Equipment: 1 × 946 ml Wide-Mouth Mason Jar (or 750 ml), 1 × fermentation lid with valve, 1 × glass weight, gloves.

Method

  1. Mix brine: Dissolve 10 g salt in 500 ml water. If warmed, let cool completely.

  2. Prep beets: Peel if desired (organic beets can stay unpeeled). Slice to ~3 mm. Toss with 1 tbsp sugar and rest 10–15 min until juices appear. Tip: wear gloves — beet pigment stains.

  3. Layer the jar: Put vanilla and ginger at the bottom. Pack beet slices tightly on top; reserve the largest slices for the top layer.
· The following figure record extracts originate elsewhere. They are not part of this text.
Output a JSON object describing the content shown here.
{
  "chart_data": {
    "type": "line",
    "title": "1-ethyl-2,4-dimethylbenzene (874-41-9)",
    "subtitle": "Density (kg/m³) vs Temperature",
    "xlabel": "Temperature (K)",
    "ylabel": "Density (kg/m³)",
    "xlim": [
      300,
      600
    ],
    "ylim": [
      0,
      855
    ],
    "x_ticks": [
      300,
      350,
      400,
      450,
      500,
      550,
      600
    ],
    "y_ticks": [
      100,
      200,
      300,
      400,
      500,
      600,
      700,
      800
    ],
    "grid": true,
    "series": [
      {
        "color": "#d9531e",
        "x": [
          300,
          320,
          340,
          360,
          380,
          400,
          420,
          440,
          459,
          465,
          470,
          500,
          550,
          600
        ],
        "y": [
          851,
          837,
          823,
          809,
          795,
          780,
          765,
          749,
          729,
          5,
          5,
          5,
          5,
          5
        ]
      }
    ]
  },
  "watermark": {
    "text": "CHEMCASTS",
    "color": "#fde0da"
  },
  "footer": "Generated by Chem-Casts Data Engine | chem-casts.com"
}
  4. Cover & weigh down: Fill with brine to about 3 cm below the rim. Release trapped air with a stick. Place the glass weight so everything stays below the brine.

  5. Seal & label: Fit the fermentation lid, label with contents/date, and set the jar on a saucer — beets can foam due to natural sugars.

Fermentation

  • Week 1: 18–24 °C, dark/room temp.

  • Then: 16–20 °C until 6–8 weeks total. Check occasionally; top up with 2% brine if needed.

Maturation & storage

When flavor/texture suit you (earthy-sweet, vanilla-ginger aroma, mild acidity, still crisp), move to the fridge to slow fermentation. Keeps several months; always use clean utensils and press veg back under the brine.

Optional (after it’s ready): Swap to a standard lid and vacuum-seal with EcoSeal Pro for extra freshness in storage. (Do not vacuum-seal during active fermentation.)